Amanda turned off the tank and then jettisoned it with a half-hearted kick. "You dodging the question doesn't-" She couldn't finish the sentence as she needed to sputter to take a breath. Desperation had Amanda moving faster to unhook her right-side tether to crawl up the other towards the ship. Her nose and mouth were being threatened with every maneuver. Hand over hand she went, struggling for pockets of air. She only knew she was at the ship when she crashed into it.
As her shoulder throbbed, she felt around blindly for the hatch, panicking when she couldn't find it.
"Knock on the hull."
Sarek must have assumed what was going on from her panicked gurgles. She hit the hull with her fists as hard as she could and he immediately came to her aid. "Knock again to your right."
She did, choking now on her own acid. She felt her heart beating wildly and knew that panic wasn't helping her situation, but it was out of her control. She still had to get the hatch open, then into the airlock… then through the cycle…
"You are very close! The hatch is more to the right, follow your tether against the hull. You will feel it."

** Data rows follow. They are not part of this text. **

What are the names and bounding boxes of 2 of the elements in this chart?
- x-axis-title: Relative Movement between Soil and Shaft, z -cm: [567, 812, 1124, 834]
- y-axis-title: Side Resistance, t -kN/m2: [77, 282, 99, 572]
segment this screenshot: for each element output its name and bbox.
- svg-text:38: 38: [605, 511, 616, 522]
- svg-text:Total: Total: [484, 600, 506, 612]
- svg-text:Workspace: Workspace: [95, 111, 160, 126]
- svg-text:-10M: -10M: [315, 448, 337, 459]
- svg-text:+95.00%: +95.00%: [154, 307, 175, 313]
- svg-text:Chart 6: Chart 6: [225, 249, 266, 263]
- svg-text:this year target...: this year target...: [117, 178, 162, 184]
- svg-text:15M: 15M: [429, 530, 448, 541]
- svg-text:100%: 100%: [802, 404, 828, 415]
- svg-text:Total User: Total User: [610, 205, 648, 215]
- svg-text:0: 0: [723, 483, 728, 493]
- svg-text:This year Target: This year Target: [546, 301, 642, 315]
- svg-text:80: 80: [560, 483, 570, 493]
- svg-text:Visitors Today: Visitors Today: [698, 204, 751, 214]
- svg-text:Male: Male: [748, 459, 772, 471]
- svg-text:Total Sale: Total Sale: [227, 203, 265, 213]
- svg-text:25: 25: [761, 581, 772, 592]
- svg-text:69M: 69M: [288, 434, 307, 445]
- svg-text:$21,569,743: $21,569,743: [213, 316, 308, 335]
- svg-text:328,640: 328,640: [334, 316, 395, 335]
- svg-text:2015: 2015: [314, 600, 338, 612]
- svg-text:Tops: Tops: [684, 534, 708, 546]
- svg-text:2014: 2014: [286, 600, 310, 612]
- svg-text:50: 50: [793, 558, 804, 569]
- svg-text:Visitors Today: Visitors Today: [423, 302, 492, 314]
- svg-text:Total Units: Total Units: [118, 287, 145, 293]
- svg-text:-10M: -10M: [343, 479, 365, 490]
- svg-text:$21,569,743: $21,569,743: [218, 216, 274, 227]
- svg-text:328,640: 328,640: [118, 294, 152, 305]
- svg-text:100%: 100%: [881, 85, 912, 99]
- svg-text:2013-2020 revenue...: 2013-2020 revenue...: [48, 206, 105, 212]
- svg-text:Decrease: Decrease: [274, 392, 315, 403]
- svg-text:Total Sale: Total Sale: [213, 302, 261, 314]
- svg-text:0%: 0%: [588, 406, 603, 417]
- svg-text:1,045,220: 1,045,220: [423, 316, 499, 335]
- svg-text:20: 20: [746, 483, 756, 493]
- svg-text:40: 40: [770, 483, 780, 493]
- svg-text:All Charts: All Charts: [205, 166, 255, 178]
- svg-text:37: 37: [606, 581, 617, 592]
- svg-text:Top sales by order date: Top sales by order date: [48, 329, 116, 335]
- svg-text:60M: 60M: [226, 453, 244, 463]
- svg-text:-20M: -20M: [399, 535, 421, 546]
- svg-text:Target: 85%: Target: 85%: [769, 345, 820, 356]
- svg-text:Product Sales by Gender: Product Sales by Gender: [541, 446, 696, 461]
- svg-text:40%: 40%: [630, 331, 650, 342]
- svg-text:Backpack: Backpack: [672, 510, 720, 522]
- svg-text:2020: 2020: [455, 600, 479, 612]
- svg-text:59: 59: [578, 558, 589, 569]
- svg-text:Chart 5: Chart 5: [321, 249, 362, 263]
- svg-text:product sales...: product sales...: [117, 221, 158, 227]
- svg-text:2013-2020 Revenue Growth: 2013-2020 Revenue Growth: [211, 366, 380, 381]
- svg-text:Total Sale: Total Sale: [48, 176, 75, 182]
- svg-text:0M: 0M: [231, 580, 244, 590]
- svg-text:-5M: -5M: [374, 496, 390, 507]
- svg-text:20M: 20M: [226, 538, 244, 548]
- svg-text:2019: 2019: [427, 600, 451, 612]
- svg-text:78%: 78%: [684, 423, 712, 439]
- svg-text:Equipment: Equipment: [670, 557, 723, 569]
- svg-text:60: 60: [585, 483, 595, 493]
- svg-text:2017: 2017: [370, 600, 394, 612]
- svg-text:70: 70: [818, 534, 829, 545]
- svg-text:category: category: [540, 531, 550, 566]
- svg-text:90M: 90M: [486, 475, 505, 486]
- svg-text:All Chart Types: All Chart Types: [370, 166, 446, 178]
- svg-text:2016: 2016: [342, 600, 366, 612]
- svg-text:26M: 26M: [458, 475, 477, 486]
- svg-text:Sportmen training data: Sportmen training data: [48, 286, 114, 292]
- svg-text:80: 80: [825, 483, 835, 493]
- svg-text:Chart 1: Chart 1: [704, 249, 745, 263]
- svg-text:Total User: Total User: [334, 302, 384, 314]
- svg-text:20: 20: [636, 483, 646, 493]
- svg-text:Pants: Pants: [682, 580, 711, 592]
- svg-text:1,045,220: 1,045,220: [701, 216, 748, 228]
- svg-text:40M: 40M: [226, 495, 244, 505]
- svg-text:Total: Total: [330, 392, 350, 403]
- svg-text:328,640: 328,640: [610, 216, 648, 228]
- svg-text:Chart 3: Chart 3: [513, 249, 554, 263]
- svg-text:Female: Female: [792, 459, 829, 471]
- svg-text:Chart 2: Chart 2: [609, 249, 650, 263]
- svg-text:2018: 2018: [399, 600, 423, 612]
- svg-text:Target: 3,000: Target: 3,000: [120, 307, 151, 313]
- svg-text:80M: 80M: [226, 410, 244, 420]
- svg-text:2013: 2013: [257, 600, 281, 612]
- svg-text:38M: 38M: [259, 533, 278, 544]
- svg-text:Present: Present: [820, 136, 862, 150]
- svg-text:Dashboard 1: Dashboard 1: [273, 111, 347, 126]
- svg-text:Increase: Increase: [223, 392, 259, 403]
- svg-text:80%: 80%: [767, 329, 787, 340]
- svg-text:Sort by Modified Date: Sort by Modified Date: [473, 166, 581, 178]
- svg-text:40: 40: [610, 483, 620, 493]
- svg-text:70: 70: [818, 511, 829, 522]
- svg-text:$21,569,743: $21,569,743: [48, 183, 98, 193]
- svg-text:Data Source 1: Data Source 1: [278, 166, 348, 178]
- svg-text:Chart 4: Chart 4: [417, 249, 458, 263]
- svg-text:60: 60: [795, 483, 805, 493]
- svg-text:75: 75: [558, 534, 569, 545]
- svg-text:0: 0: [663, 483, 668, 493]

She did feel it. The outer hatch opened at the squeeze of her glove in the right grooves. The inner hatch required some strength, but she managed that as well. She slipped inside, pulling it closed behind her with a hiss. The artificial gravity inside pulled her down to the ground with a clatter.
Noise was all she could remember for the next part. Whooshing and hissing. Not being able to see was disorienting, but she could breathe now that gravity pulled everything away.
Sarek's hands were at her neck, unclipping seals to get her helmet away. She must have been an awful sight, but the skin of his fingers wiping over her lips, nose and eyes were welcome. She cracked an eye open to see the shape of him against the tattered remains of the emergency airlock.
"M-mission complete?" She managed to ask.
"Complete success." He said with none of the revelry she would have used. Instead he was focused on getting her gear out of the way.
"Good… good." She shifted, letting him at the clasps and zips of the rest of the suit. "I'm never doing that again."
"For all your lack of training, you were extraordinary."
Amanda smiled. His words warmed her to her core. "Dream team… right here…"
With Sarek's help she stumbled to the ship's small shower, and she took the longest sonic ever. By the time she came out, Sarek had cleaned up most of the mess. The recycler was humming at max capacity in the background. He had just started to view footage from her spacewalk, recorded on a closed loop body cam, as she approached.
A cup of tea was ready for her when she sat down next to him. She glanced at the PADD he was using to take notes and couldn't make out the many star charts he was referencing. He was tracing diagrams and measuring angles on a napkin as if he were a millennia younger.
"Did I get enough footage?"
"Yes. When you lingered to clear your helmet, you were facing directly backwards from the ship. This is Sol." He tapped a light spot on a still image that looked like nothing more than white smudge on a velvet background. "The variations in light trails let me know our new heading, and I am attempting to use some additional information to calculate our new speed and position."
It only hit Amanda just now, that even though they survived what the day had thrown at them… this was no longer a six month journey to Vulcan."
"W-what have… do you know… oh damn. Do I want to know?" Amanda sputtered as she put a hand over her face, wishing for all the world something could go right. Maybe they were 6 days from Andora? That was a possibility right?
"We are many years from any Federation system."
"And the non-Federation systems?" Amanda asked weakly, anticipating his answer.
Sarek shook his head.
"O...kay. So when you say many years…?"
"Outside of your lifetime."
Amanda forced herself to breathe slowly in, then out. "Well…fuck."